LUNCH AT DIANE SCANTLEBURY’S TICKABOO RANCH
The Rev. Dana Prom Smith, S.T.D., Ph.D. (November 5, 2006)
A couple of months after a killing frost, Gretchen and I were the guests of Diane Scantlebury and her husband, Todd, at their Tickaboo Ranch for a lunch of fresh salad greens, soup, and corn bread. The buttercrunch bibb and red oak leaf lettuces, chervil, nasturtium flowers, white cucumbers, and sweet gold, yellow pear, and Greek Thessalonika tomatoes all came from her hydroponic garden. The salad was topped with pecans from her neighbor’s Willowbrook farm. A deliciously rich and healthy soup was made of roasted butternut squash, sweet onions, and fresh sage. Along with the soup and salad she served slices of a delightfully-textured, freshly baked cornbread. True to farming culture we ate in her invitingly warm kitchen with window frames of punched tin and a large, wood-fired pot bellied stove set against a wall. It was a lunch to remember with all the varied and complimentary colors, textures, and tastes. The recipe for her soup can be found at http://oldfartskitchen.blogspot.com.
As we ate, I kept being reminded that I was in the process of shutting down my garden with the advent of winter, and that meant no more fresh lettuce, tomatoes, and herbs. As a grandson of the soil, I remember my mystically-inclined grandfather telling me to cooperate with nature. He put it theologically. “Work with what God has given you. Don’t go off on some fool’s errand trying to improve the Lord’s work.” Now, oddly enough, a widower, he grew various herbs on his kitchen window sill which he cherished as gifts from God.
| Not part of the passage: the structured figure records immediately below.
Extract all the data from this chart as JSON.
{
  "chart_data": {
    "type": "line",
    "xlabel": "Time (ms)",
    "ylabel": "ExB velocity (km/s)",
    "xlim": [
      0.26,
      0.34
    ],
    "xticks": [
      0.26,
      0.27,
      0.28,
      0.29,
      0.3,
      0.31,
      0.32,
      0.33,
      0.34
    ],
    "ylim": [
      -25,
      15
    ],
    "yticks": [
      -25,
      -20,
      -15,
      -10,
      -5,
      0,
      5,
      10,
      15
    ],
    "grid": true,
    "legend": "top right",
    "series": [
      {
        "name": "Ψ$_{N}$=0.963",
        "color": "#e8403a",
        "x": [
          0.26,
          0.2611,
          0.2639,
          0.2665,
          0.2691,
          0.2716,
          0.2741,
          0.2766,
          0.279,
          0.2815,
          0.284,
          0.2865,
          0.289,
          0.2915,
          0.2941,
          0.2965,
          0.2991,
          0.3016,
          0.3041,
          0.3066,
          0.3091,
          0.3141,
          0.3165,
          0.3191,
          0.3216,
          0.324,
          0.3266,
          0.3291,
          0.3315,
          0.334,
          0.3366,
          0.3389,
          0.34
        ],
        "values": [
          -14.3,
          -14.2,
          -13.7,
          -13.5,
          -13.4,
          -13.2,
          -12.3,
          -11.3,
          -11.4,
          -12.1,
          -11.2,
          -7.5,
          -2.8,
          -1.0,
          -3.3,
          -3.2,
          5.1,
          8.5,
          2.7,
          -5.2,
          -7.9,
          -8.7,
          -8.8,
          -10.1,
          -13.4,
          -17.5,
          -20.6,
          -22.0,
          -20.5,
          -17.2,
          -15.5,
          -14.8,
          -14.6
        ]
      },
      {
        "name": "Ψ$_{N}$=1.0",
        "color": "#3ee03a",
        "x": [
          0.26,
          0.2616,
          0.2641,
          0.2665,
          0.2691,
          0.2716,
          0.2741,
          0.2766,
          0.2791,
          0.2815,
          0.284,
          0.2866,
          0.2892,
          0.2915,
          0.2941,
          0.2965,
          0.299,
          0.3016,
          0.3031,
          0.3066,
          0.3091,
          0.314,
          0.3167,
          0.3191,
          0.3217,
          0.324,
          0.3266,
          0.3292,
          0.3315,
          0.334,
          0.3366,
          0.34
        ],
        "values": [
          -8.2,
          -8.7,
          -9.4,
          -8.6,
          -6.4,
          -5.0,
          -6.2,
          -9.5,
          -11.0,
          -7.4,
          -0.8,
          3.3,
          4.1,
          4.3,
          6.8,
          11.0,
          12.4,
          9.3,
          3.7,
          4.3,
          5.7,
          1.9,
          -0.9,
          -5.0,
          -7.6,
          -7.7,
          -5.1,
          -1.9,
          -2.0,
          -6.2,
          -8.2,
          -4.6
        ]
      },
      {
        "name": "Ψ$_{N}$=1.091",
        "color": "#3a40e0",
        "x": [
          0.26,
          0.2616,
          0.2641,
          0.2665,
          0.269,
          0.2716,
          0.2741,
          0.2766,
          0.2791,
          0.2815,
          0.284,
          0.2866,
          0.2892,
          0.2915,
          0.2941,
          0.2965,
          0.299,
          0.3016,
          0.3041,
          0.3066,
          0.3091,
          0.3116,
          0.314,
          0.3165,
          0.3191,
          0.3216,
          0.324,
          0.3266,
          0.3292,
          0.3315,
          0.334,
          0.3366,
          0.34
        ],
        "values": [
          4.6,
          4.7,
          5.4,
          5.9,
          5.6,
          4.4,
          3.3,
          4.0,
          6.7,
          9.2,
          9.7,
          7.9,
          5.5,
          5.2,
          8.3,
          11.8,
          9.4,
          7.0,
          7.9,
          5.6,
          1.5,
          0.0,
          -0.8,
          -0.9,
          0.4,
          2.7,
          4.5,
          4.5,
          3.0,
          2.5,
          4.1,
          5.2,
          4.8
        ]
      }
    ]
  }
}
As Gretchen and Diane chatted merrily away, I was relieved from making thoughtful comments and was free to chum my mind for new ideas as my taste buds explored the lunch. It struck me that a hydroponic garden was simply a high-tech extension of a south-facing window sill. I had before suggested to Gretchen that we could use our dining room with its great south-facing sliding doors as a winter garden for some tomatoes, lettuces, and herbs. The suggestion wasn’t received well.
When the chatting died down after lunch, there was a brief conversational lacuna in which I could ask Diane about developing a home-made hydroponic garden. Like a true-believer she jumped at the chance to tell me how to go about it. Almost everyone is evangelical about those things in which they believe, and I wouldn’t be the least bit surprised to see Diane “Standin’ on the corner” in Winslow with the Eagles handing out hydroponic tracts. She made a believer out of me.
The equipment is simple and inexpensive, things like a Rubbermaid storage container, a pump for fish tanks, some hose, fluorescent lights, and so forth. It’s no biggie. Even klutzes can hack it. There are several web sites for amateurs on means and materials. Just write hydroponic on your browser. I’ve started collecting the material and hope to be up and running later in the winter. My mouth waters at the thought of fresh lettuce, tomatoes, and herbs all winter long. You’ve got to keep your eye on the prize.
Of course, there are the usual problems which beset every gardener, such as blights, diseases, etc. However, the advantage is that the garden is enclosed and the remedies can be administered effectively.
As with all gardening, hydroponic gardening requires attention. As my grandfather was accustomed to say, “All God’s vineyards need tending. Just remember your garden is a trust from the Lord.” I never imagined as a boy the divine irony in which in my 80th year I’d be tending my garden in a garage. As William Cowper wrote long ago, “God moves in a mysterious way, His wonders to perform.”